My VT60 has the worst image retention I have ever seen on a television. Shovel Knight's HUD was terrible for it, and I get an echo of the static mission box from Hyrule Warriors every time I play. Character portraits/percents stick around after battles in Smash Bros, too. I actually have to "warm the set up" before using it by just letting the screen wipe run for a few minutes, because image retention is so bad immediately after turning it on from cold that even the boot image that's up for 1 second leaves an enormous ghost.
Pixel orbiting is fine and all, but all it does is blur the edges of retained images, not actually reduce their retention in any capacity. Which is still a good thing, but not a fix.
My older Panny Plasma downstairs has a slight channel logo permanently burnt into the corner, but beyond that it doesn't experience any of the IR issues my VT has. Maybe it's just due to age, the sets get less retention as they get older, but I do feel like my VT is not supposed to retain as much as it does.

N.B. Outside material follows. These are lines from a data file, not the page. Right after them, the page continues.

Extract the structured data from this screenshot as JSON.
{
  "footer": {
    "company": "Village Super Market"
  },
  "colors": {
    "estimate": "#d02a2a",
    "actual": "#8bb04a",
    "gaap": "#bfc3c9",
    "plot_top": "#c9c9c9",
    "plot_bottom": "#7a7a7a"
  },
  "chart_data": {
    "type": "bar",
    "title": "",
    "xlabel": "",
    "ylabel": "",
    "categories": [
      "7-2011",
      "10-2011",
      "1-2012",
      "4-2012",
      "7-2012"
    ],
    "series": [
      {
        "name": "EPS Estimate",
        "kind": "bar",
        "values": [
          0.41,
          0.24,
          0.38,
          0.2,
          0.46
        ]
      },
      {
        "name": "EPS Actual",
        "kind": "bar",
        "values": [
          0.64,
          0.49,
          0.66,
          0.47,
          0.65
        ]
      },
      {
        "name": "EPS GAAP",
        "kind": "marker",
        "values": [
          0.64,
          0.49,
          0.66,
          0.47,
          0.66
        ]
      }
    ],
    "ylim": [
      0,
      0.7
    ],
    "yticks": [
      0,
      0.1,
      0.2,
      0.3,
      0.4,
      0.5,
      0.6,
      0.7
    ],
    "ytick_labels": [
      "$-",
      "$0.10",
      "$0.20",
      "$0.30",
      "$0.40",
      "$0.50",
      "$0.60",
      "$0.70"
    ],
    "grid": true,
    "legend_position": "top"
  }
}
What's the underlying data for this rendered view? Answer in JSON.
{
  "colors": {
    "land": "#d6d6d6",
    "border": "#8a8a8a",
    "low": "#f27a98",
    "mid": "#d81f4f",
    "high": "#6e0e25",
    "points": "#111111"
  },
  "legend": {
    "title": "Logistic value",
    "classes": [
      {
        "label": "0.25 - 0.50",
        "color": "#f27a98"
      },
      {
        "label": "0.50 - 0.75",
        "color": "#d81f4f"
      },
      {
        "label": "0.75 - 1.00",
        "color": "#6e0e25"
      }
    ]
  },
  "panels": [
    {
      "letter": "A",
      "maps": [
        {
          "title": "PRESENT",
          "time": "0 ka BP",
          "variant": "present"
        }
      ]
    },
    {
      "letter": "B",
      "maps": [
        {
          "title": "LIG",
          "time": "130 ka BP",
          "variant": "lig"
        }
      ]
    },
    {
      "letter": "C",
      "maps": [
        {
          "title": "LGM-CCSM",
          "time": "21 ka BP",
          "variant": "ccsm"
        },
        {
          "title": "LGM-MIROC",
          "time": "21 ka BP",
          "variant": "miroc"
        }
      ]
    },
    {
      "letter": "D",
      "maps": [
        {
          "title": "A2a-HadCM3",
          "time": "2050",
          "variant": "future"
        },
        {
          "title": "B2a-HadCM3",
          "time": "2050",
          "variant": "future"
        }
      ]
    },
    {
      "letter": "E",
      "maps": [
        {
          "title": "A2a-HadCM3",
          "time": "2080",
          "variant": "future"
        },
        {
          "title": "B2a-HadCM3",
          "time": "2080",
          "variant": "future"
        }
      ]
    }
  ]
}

Anyway, the point is: if you play a lot of games or watch a lot of logo-ey TV on a set like this, the solution is "simple." If you play the game one day, run the screen wipe all night long. Give it a solid 8+ hours. Do NOT play the game for a bunch of hours one day, then turn it off, then turn it right back on the next day and play for a whole new bunch of hours. Running the screen wipe for a significant amount of time between play sessions is vital.
I sent a PM to the guy making Cosmochoria and he actually implemented a burn-in reduction HUD mode at my request, so it's not unheard of to get devs to act on stuff like this. (Though a one-man Kickstarter game and Bungie are probably a bit different.) Hopefully devs consider things like this more moving forward, though with the death of Plasma I kind of doubt it.